1, Foreword

                  . First, we will follow the previous task_struct explains task space management structure mm_struct, and a brief introduction to the physical memory and virtual memory related knowledge, about the detailed basic knowledge and concepts can refer to the book CSAPP, here will not do too much elaboration, but default in the understanding of its mapping relationship on the basis of learning. In the following article, we will continue to introduce the management of physical memory and memory mapping in user state and kernel state.

2, Basic concepts

  • The architecture of CPU, cache, memory and main memory is that the faster the device is, the more expensive it is. Therefore, in order to save money, a multi-layer architecture is designed. MMU is included in the CPU
  • Because of the limited physical memory and the security problem of multi process sharing physical memory, the design of virtual memory appears
  • Virtual memory is designed according to the structure of ELF, including heap, mapping area, stack, data segment and so on
  • Considering the structure of virtual memory, there is a heap application called dynamic memory
  • Virtual memory allocates a separate address space for each process, which is mapped to physical memory for execution, so there is a mapping method of physical memory and virtual memory: page
  • In order to manage virtual memory, there are page tables and multi-level page tables
  • To speed up the mapping, TLB in the CPU appears
  • In order to meet the needs of sharing, there are shared memory in memory mapping
  • Because of the existence of memory fragmentation, the design of fragment management and garbage collector appear

3, Process memory management


User status includes

  • Code snippet
  • global variable
  • Constant string
  • Function stack, including function call, local variable, function parameter, etc
  • Heap: malloc allocated memory, etc
  • Memory mapping, such as the call of glibc, the code of glibc exists in the form of so file and also needs to be put in memory.

Kernel state includes

  • Code of kernel part
  • Global variables in kernel
  • task_struct
  • Kernel stack
  • There is also dynamically allocated memory in the kernel
  • Mapping table from virtual address to physical address

                 _ Struct management, while task_ There are the following member variables about memory in struct

	struct mm_struct		*mm;
	struct mm_struct		*active_mm;
	/* Per-thread vma caching: */
	struct vmacache			vmacache;

   mm_struct structure is also more complex. We will introduce it step by step. First let's look at the address division of kernel state and user state.

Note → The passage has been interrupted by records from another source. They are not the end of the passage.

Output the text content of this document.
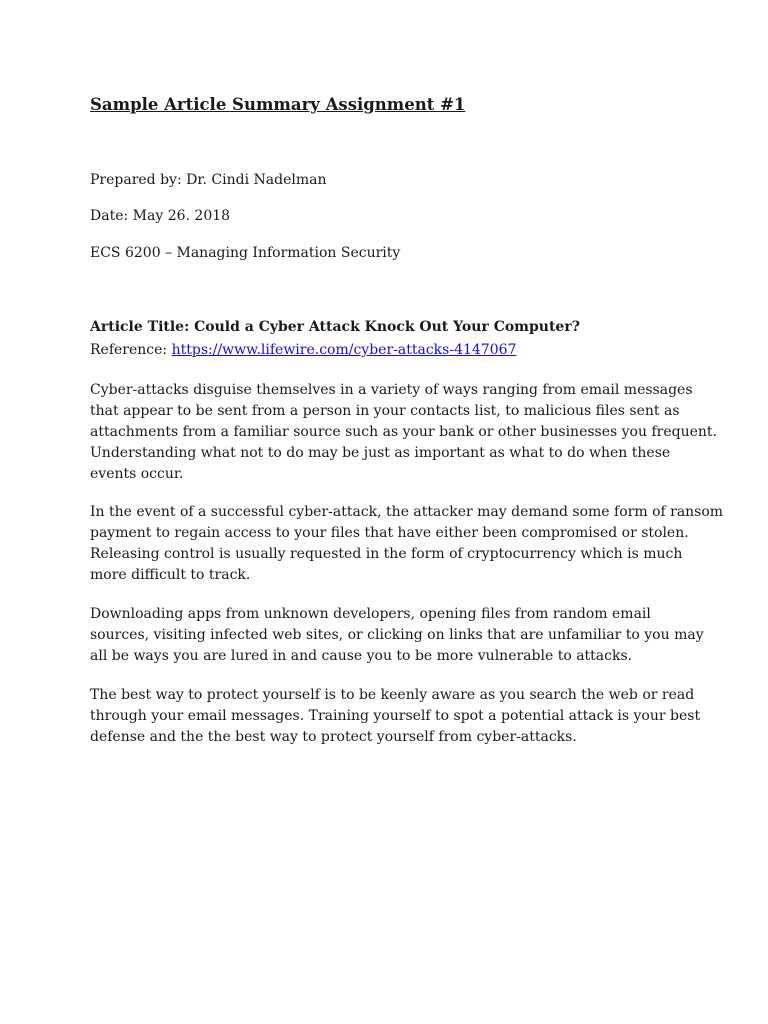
Sample Article Summary Assignment #1
Prepared by: Dr. Cindi Nadelman
Date: May 26. 2018
ECS 6200 – Managing Information Security
Article Title: Could a Cyber Attack Knock Out Your Computer?
Reference: https://www.lifewire.com/cyber-attacks-4147067

Cyber-attacks disguise themselves in a variety of ways ranging from email messages
that appear to be sent from a person in your contacts list, to malicious files sent as
attachments from a familiar source such as your bank or other businesses you frequent.
Understanding what not to do may be just as important as what to do when these
events occur.

In the event of a successful cyber-attack, the attacker may demand some form of ransom
payment to regain access to your files that have either been compromised or stolen.
Releasing control is usually requested in the form of cryptocurrency which is much
more difficult to track.

Downloading apps from unknown developers, opening files from random email
sources, visiting infected web sites, or clicking on links that are unfamiliar to you may
all be ways you are lured in and cause you to be more vulnerable to attacks.

The best way to protect yourself is to be keenly aware as you search the web or read
through your email messages. Training yourself to spot a potential attack is your best
defense and the the best way to protect yourself from cyber-attacks.
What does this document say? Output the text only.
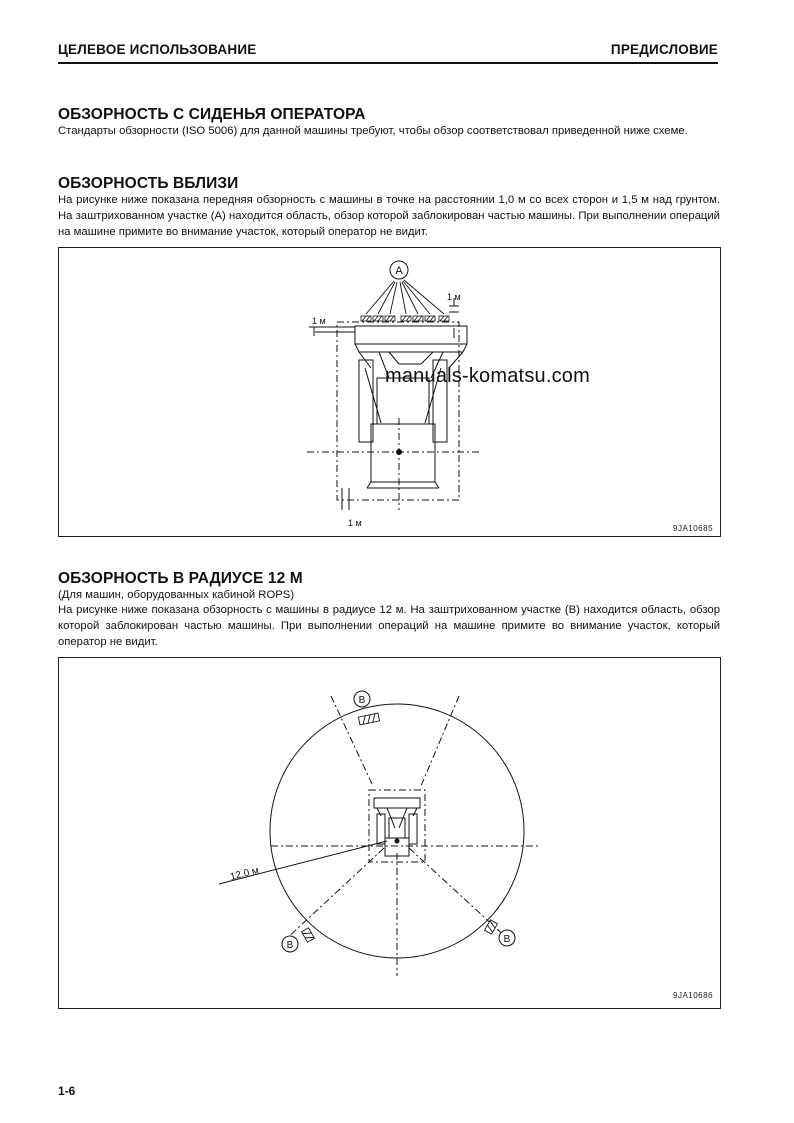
ЦЕЛЕВОЕ ИСПОЛЬЗОВАНИЕ	ПРЕДИСЛОВИЕ
ОБЗОРНОСТЬ С СИДЕНЬЯ ОПЕРАТОРА

Стандарты обзорности (ISO 5006) для данной машины требуют, чтобы обзор соответствовал приведенной ниже схеме.

ОБЗОРНОСТЬ ВБЛИЗИ

На рисунке ниже показана передняя обзорность с машины в точке на расстоянии 1,0 м со всех сторон и 1,5 м над грунтом. На заштрихованном участке (A) находится область, обзор которой заблокирован частью машины. При выполнении операций на машине примите во внимание участок, который оператор не видит.

A
1 м
1 м
1 м
9JA10685
manuals-komatsu.com
ОБЗОРНОСТЬ В РАДИУСЕ 12 М

(Для машин, оборудованных кабиной ROPS)

На рисунке ниже показана обзорность с машины в радиусе 12 м. На заштрихованном участке (B) находится область, обзор которой заблокирован частью машины. При выполнении операций на машине примите во внимание участок, который оператор не видит.

B
B
B
12,0 м
9JA10686
1-6
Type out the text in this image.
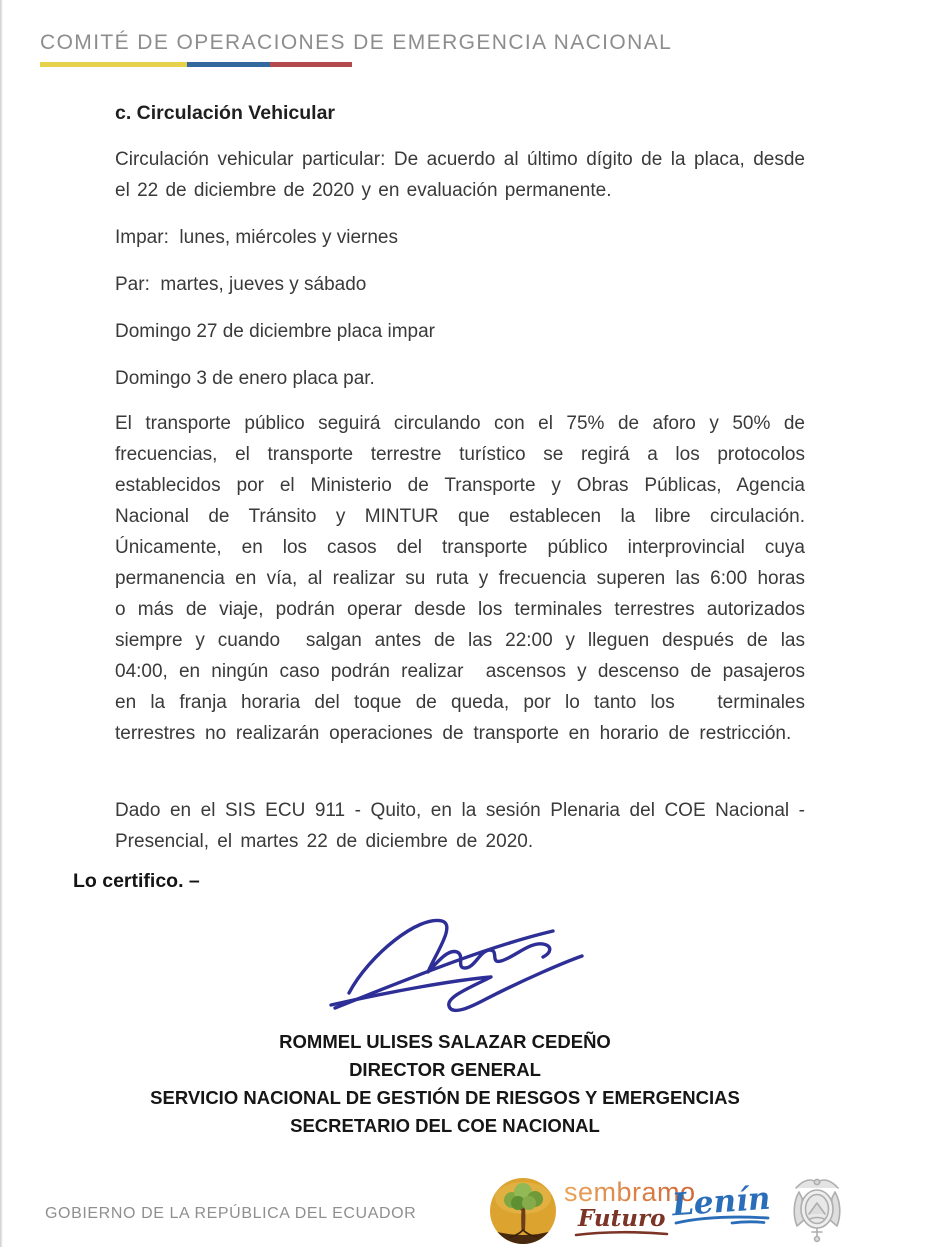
COMITÉ DE OPERACIONES DE EMERGENCIA NACIONAL
c. Circulación Vehicular

Circulación vehicular particular: De acuerdo al último dígito de la placa, desde el 22 de diciembre de 2020 y en evaluación permanente.

Impar:  lunes, miércoles y viernes

Par:  martes, jueves y sábado

Domingo 27 de diciembre placa impar

Domingo 3 de enero placa par.

El transporte público seguirá circulando con el 75% de aforo y 50% de frecuencias, el transporte terrestre turístico se regirá a los protocolos establecidos por el Ministerio de Transporte y Obras Públicas, Agencia Nacional de Tránsito y MINTUR que establecen la libre circulación. Únicamente, en los casos del transporte público interprovincial cuya permanencia en vía, al realizar su ruta y frecuencia superen las 6:00 horas o más de viaje, podrán operar desde los terminales terrestres autorizados siempre y cuando  salgan antes de las 22:00 y lleguen después de las 04:00, en ningún caso podrán realizar  ascensos y descenso de pasajeros en la franja horaria del toque de queda, por lo tanto los   terminales terrestres no realizarán operaciones de transporte en horario de restricción.

Dado en el SIS ECU 911 - Quito, en la sesión Plenaria del COE Nacional - Presencial, el martes 22 de diciembre de 2020.

Lo certifico. –
ROMMEL ULISES SALAZAR CEDEÑO
DIRECTOR GENERAL
SERVICIO NACIONAL DE GESTIÓN DE RIESGOS Y EMERGENCIAS
SECRETARIO DEL COE NACIONAL
GOBIERNO DE LA REPÚBLICA DEL ECUADOR
sembramos
Futuro Lenín
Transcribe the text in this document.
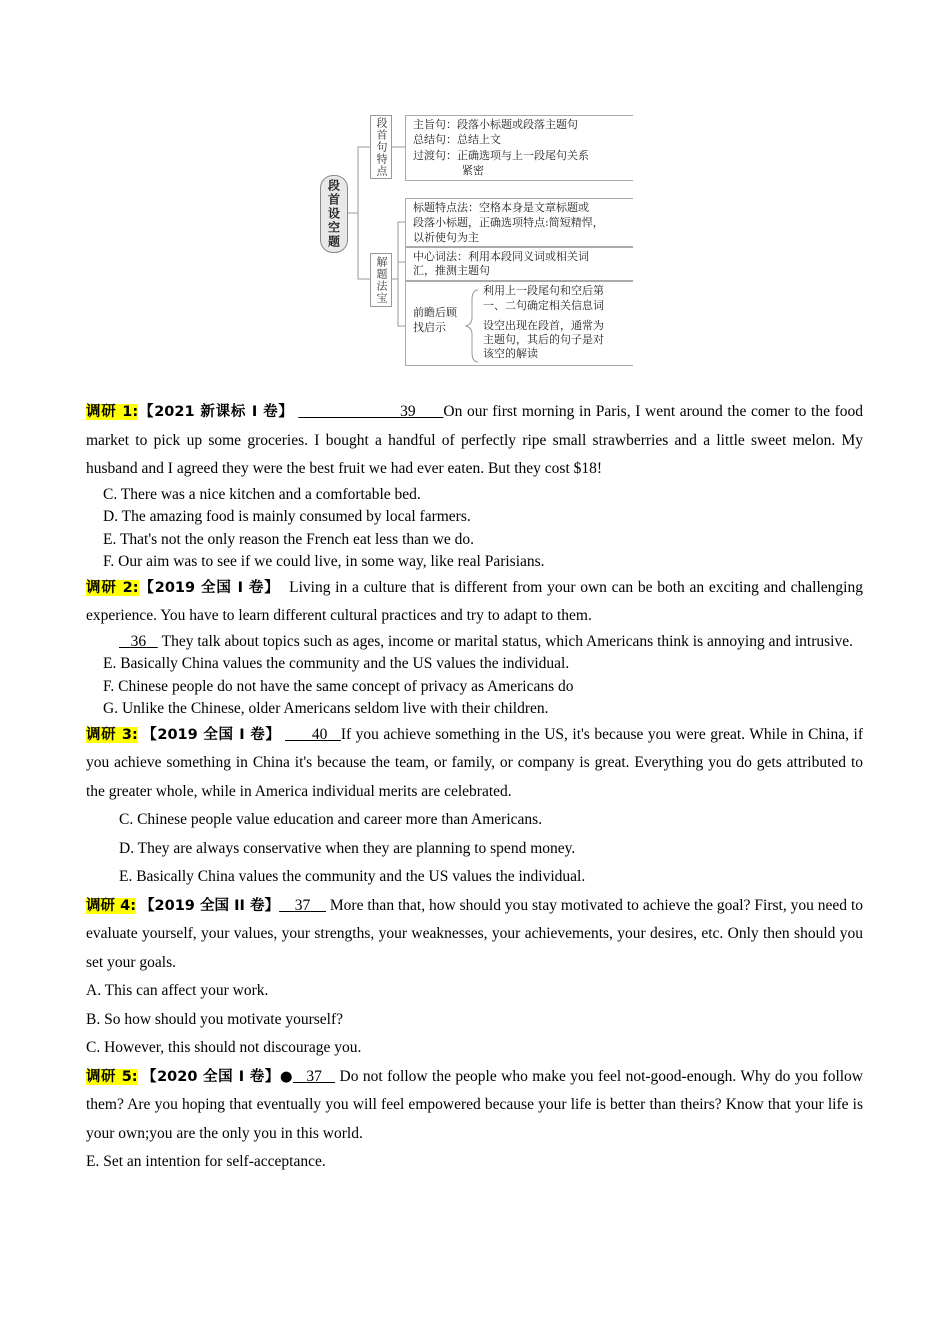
段首设空题
段首句特点
解题法宝
主旨句：段落小标题或段落主题句
总结句：总结上文
过渡句：正确选项与上一段尾句关系
紧密
标题特点法：空格本身是文章标题或
段落小标题，正确选项特点:简短精悍，
以祈使句为主
中心词法：利用本段同义词或相关词
汇，推测主题句
前瞻后顾
找启示
利用上一段尾句和空后第
一、二句确定相关信息词
设空出现在段首，通常为
主题句，其后的句子是对
该空的解读

调研 1:【2021 新课标 I 卷】	39 On our first morning in Paris, I went around the comer to the food market to pick up some groceries. I bought a handful of perfectly ripe small strawberries and a little sweet melon. My husband and I agreed they were the best fruit we had ever eaten. But they cost $18!

C. There was a nice kitchen and a comfortable bed.

D. The amazing food is mainly consumed by local farmers.

E. That's not the only reason the French eat less than we do.

F. Our aim was to see if we could live, in some way, like real Parisians.

调研 2:【2019 全国 I 卷】 Living in a culture that is different from your own can be both an exciting and challenging experience. You have to learn different cultural practices and try to adapt to them.

36 They talk about topics such as ages, income or marital status, which Americans think is annoying and intrusive.

E. Basically China values the community and the US values the individual.

F. Chinese people do not have the same concept of privacy as Americans do

G. Unlike the Chinese, older Americans seldom live with their children.

调研 3: 【2019 全国 I 卷】 40 If you achieve something in the US, it's because you were great. While in China, if you achieve something in China it's because the team, or family, or company is great. Everything you do gets attributed to the greater whole, while in America individual merits are celebrated.

C. Chinese people value education and career more than Americans.

D. They are always conservative when they are planning to spend money.

E. Basically China values the community and the US values the individual.

调研 4: 【2019 全国 II 卷】 37 More than that, how should you stay motivated to achieve the goal? First, you need to evaluate yourself, your values, your strengths, your weaknesses, your achievements, your desires, etc. Only then should you set your goals.

A. This can affect your work.

B. So how should you motivate yourself?

C. However, this should not discourage you.

调研 5: 【2020 全国 I 卷】● 37 Do not follow the people who make you feel not-good-enough. Why do you follow them? Are you hoping that eventually you will feel empowered because your life is better than theirs? Know that your life is your own;you are the only you in this world.

E. Set an intention for self-acceptance.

This is the highest_vm_end stores the maximum address of the current virtual memory address, while task_size is the size of user status.

struct mm_struct {
	unsigned long task_size;	/* size of task vm space */
	unsigned long highest_vm_end;	/* highest vma end address */

  task_size is defined as follows. It can be seen from the notes that the user state allocates 3G space in 4G virtual memory, while the 64 bit space is huge, so the free area is reserved between the kernel state and the user state for isolation. The user state only uses 47 bits, i.e. 128TB. The kernel state also allocates 128TB, which is at the highest level.

#ifdef CONFIG_X86_32
 * User space process size: 3GB (default).
        default 0xC0000000
        depends on X86_32
 * User space process size. 47bits minus one guard page.
#define TASK_SIZE_MAX  ((1UL << 47) - PAGE_SIZE)
#define TASK_SIZE    (test_thread_flag(TIF_ADDR32) ? \

3.1 user memory structure

   in user status, mm_struct has the following member variables

  • mmap_base: starting address of memory map
  • mmap_legacy_base: represents the base address of the map, which is a fixed task in 32 bits_ UNMAPPED_ Base, while in 64 bit, there is a random mapping mechanism of virtual address, so it is TASK_UNMAPPED_BASE + mmap_rnd()
  • hiwater_rss: RSS High water level usage of
  • hiwater_vm: high water virtual memory usage
  • total_vm: total number of pages mapped
  • locked_vm: number of locked pages that cannot be swapped out
  • pinned_vm: pages that cannot be swapped out or moved
  • data_vm: number of pages to store data
  • exec_vm: number of pages of executable
  • stack_vm: number of pages in the stack
  • arg_lock: introduce spin_lock is used to protect parallel access to the following area variables
  • start_code and end_code: start and end of executable code
  • start_data and end_data: start and end positions of initialized data
  • start_brk: start of heap
  • brk: the current end of the heap
  • start_stack: the starting position and ending position of the stack are in the top pointer of the register
  • arg_start and arg_end: the location of the parameter list, at the highest address in the stack.
  • env_start and env_end: the location of the environment variable, at the highest address in the stack.
struct mm_struct {
	unsigned long mmap_base;	/* base of mmap area */
	unsigned long mmap_legacy_base;	/* base of mmap area in bottom-up allocations */    
	unsigned long hiwater_rss; /* High-watermark of RSS usage */
	unsigned long hiwater_vm;  /* High-water virtual memory usage */
	unsigned long total_vm;	   /* Total pages mapped */
	unsigned long locked_vm;   /* Pages that have PG_mlocked set */
	atomic64_t    pinned_vm;   /* Refcount permanently increased */
	unsigned long data_vm;	   /* VM_WRITE & ~VM_SHARED & ~VM_STACK */
	unsigned long exec_vm;	   /* VM_EXEC & ~VM_WRITE & ~VM_STACK */
	unsigned long stack_vm;	   /* VM_STACK */    
	spinlock_t arg_lock; /* protect the below fields */
	unsigned long start_code, end_code, start_data, end_data;
	unsigned long start_brk, brk, start_stack;
	unsigned long arg_start, arg_end, env_start, env_end;
	unsigned long saved_auxv[AT_VECTOR_SIZE]; /* for /proc/PID/auxv */    

   according to these member variables, we can plan the location of each part in the user state, but we also need a structure to describe the attributes of these areas, that is, vm_area_struct

struct mm_struct {
	struct vm_area_struct *mmap;		/* list of VMAs */
	struct rb_root mm_rb;  

  vm_ area_ The specific structure of struct is defined as follows, actually through vm_next and vm_prev is a bi-directional linked list composed of a series of VMS_ area_ Struct is used to express the content of each area allocated by a process in user state.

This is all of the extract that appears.